No one told the cat about Daylight Savings Time

Published 12:00 am Wednesday, November 9, 2011

My cat is still on Daylight Saving Time. I know this because he expects someone up and feeding him at 5 a.m., which until Sunday was 6 a.m. We non-fur-covered creatures understand that the timed changed and it is not yet the hour to be awake scooping cat food out of a can.

It is interesting how this time changing works. One minute it is 2 a.m. and then with the act of moving the hand on a clock, it’s 1 a.m. And, we say we gained an hour to sleep, a benefit lost on my cat that sleeps whenever he wants for as long as he wants no matter what the clock says.

Anyway, back to this time changing idea. Does time change or is it our perception that it changes? Of course, the daylight hours do get shorter this time of year, but that happens no matter where the clock is set. If it is 3 p.m. and the clock says noon, it’s still 3 p.m. sun time.

We watched a documentary the other night about a family that decided to spend a year making as little impact as possible on the planet, kind of an extreme case of “going green.” One of the first things to go was the television and then even electricity left their lives.

The wife said she discovered that without a TV to watch and air conditioning to keep them cool, they spent more time outside enjoying instead of indoors sitting. To her surprise, without a television to hold their attention and with a world to explore outside their apartment, time shifted and the days seemed, in her words, “endless.”

I guess that must be how days seem to my cat who has no interest in television or what a clock tells him. Seconds, minutes, hours, days and years don’t measure his life. He lives on cat time, which revolves around eating, chasing squirrels, napping, eating again, playing, more napping, being petted, napping … Just in general exploring his own wide world.

He, like all of nature, lives in the moment, following the signals of the seasons, feeling the changes in the world around him. I, on the other hand, live in memory and expectation far more than in the now of this moment. Thoughts about what happened yesterday and about what tomorrow might bring keep me so occupied that I often lose touch with what is happening right now. Unless what is happening right now is my cat slapping me with his paw because he wants food.

Maybe my pet, along with the whole natural world outside this window where I sit writing, has something to teach me about living more fully without so much attention focused on baggage from the past or concerns about the future. I wish there was a way to set my clock to stay on “present” time all the time.

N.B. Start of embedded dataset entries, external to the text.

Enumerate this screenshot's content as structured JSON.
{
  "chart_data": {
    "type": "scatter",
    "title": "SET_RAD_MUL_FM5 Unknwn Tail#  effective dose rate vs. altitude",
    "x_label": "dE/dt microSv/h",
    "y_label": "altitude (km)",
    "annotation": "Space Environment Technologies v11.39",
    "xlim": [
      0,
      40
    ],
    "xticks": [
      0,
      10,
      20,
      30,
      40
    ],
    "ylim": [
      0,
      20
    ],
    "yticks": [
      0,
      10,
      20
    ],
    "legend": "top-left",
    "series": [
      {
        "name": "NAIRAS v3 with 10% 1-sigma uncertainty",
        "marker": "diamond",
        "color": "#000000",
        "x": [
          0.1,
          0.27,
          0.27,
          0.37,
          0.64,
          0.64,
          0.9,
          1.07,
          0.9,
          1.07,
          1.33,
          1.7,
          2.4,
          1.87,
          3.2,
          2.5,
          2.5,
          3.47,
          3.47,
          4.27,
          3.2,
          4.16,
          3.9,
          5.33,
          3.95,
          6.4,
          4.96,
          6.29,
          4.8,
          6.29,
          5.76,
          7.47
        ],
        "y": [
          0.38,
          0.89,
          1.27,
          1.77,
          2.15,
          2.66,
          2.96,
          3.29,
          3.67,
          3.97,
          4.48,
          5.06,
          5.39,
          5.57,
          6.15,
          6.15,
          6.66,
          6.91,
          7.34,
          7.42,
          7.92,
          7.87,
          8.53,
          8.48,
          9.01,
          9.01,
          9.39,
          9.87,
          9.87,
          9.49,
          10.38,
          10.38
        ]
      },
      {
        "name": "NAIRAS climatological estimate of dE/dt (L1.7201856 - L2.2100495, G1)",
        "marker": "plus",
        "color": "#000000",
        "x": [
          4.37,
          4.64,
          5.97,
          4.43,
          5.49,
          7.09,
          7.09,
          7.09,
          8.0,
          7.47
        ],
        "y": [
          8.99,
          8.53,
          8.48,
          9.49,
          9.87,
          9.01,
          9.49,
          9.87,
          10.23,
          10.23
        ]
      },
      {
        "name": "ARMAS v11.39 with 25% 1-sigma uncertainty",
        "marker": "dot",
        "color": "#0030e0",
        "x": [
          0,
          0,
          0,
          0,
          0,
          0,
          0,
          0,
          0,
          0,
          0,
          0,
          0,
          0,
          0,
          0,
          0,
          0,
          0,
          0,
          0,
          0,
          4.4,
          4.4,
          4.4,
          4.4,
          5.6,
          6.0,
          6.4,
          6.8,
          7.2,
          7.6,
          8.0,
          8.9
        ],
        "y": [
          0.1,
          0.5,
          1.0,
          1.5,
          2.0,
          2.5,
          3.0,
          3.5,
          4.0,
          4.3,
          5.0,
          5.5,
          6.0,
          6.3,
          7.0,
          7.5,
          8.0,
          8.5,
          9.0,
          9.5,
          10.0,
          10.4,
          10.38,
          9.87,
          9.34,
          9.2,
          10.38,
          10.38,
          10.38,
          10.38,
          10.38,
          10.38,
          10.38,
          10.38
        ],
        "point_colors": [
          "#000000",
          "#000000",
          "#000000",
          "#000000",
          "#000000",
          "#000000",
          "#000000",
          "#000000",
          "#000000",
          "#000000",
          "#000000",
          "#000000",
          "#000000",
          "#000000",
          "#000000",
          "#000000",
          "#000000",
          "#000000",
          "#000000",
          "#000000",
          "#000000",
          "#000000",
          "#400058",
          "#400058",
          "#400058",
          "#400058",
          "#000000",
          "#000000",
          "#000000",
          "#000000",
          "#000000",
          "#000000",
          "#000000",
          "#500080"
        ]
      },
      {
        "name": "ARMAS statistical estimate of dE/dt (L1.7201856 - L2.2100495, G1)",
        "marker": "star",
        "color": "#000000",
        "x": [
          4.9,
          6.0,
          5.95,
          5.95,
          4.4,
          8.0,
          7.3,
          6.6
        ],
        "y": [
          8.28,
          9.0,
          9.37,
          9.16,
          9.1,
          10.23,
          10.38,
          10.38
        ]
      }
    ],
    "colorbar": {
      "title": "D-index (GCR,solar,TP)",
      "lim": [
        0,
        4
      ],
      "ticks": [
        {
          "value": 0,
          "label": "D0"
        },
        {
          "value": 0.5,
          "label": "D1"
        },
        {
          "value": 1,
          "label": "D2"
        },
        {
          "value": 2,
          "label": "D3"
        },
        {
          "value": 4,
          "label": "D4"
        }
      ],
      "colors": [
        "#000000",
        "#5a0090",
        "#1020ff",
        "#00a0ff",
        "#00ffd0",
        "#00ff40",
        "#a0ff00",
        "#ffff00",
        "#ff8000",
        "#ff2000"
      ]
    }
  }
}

Oh but I wander from my subject, which is my cat and his lack of understanding Daylight Saving Time. I know he will get himself back on human time, mostly because his humans are not getting up at 5 a.m. to feed him no matter how loud he cries or how much he tries to knock things off the beside table to wake us up.

Just like humans when the clock rolls back or springs forward, it might take a week or so for him to adjust, but I know a change in cat time is coming.